La guerra interna ruota intorno alla privatizzazione. Ita Airways nasce a metà 2021 sulle ceneri della vecchia Alitalia con un traguardo già deciso: la vendita. Parte con un quarto dei dipendenti, una capitalizzazione di 3 miliardi tutti messi dal Tesoro, deve essere una compagnia snella, crescere e poi finire con gruppi più importanti. Due cordate in corsa per rilevarla: l’alleanza tra le crociere italo-svizzere di Msc e Lufthansa da una parte, il fondo americano Certares con Air France e Delta dall’altra. Altavilla ha la delega alla privatizzazione, ma la decisione finale spetta al governo. La preferenza di Altavilla per Msc-Lufthansa è nota.

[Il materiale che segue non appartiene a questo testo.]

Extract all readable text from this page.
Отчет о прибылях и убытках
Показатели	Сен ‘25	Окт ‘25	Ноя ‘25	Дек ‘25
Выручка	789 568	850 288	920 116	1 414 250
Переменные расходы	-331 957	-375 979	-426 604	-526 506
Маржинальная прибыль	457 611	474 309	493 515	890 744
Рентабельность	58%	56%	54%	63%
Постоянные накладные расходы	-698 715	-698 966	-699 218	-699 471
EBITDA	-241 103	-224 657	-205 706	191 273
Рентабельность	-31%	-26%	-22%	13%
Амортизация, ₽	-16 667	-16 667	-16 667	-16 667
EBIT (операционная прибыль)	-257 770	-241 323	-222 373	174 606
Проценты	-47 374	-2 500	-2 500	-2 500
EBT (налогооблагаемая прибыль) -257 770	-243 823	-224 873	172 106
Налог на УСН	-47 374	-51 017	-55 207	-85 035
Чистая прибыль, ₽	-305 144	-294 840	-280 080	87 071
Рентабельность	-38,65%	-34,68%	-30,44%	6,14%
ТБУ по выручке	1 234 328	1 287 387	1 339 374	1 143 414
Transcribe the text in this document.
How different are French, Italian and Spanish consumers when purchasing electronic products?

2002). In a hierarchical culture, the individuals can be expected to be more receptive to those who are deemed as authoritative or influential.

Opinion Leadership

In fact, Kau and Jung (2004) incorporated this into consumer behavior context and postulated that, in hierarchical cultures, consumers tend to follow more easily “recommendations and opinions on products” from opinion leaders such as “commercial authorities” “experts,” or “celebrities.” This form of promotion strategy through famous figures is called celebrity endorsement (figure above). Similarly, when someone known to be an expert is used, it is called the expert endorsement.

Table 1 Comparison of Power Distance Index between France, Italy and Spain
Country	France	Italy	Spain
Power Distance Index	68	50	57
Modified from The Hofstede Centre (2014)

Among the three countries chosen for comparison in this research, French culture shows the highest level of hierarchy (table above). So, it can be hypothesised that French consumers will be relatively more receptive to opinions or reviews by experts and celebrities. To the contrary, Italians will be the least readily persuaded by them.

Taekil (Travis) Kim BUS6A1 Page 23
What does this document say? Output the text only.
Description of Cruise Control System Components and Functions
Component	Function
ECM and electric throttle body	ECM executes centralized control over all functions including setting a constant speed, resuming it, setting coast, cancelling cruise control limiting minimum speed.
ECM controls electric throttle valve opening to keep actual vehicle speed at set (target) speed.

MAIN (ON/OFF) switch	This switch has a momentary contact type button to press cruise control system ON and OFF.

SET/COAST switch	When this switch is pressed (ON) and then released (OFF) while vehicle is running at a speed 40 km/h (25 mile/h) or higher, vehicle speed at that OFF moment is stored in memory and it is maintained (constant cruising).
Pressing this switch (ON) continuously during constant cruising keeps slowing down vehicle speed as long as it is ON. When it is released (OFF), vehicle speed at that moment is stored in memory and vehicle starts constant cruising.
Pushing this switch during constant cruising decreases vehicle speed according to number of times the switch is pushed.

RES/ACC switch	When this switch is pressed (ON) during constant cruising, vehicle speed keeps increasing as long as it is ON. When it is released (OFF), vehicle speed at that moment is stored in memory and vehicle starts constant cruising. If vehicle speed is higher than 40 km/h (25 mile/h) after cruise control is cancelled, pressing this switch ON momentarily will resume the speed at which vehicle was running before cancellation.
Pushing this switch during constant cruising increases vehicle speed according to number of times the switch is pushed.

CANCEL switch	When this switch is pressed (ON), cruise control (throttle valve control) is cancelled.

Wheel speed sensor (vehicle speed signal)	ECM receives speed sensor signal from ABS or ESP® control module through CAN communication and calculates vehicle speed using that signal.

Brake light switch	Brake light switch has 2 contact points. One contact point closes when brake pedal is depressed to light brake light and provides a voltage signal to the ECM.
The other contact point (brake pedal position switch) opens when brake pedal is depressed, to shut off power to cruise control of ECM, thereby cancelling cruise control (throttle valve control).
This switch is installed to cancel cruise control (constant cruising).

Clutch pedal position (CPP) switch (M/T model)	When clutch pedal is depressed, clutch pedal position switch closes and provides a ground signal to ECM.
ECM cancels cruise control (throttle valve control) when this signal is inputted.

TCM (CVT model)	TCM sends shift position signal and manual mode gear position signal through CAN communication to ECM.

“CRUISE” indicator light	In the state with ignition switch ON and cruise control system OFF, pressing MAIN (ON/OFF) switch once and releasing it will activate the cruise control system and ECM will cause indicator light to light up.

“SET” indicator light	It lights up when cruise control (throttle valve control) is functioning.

Certares però protesta: il fondo americano sostiene che Ita ne ostacola l’accesso alla data room dove ci sono le informazioni a cui ha diritto chi partecipa ad una gara pubblica e deve formulare un’offerta.

Il Tesoro accoglie le lamentele e intima di garantire pari trattamento alle due cordate. Anche Lazzerini in cda afferma di essere stato escluso e aggiunge che «durante il processo di privatizzazione l’informativa all’intero organo amministrativo è stata sovente parziale, lacunosa e aggiornata solo a valle di sollecitazioni perentorie pervenute dal socio». Scatta l’indagine interna, così sintetizzata dall’ad: «Ci sono profili di aperti colloqui con una delle cordate, prima dell’apertura della data room, addirittura scrittura a tre mani, però una sarebbe di troppo, del memorandum of understanding tra Lufthansa e Msc in cui sono coinvolti gli organi». In sostanza Lazzerini dice che dentro a Ita qualcuno aiutava Lufthansa e Msc a scrivere un’offerta migliore, e lo dice nel cuore dell’intervento in cui accusa Altavilla. Il riferimento è anche ad un altro dirigente, uomo di fiducia del presidente, poi licenziato per motivi disciplinari.

Se l’accusa è chiara, nessuno mette agli atti ipotesi sui motivi che avrebbero spinto Altavilla a schierarsi oltre il lecito. Né alle due aziende vengono imputate scorrettezze. E infatti ora, con i vertici della compagnia rinnovati, il Tesoro sta proseguendo le trattative.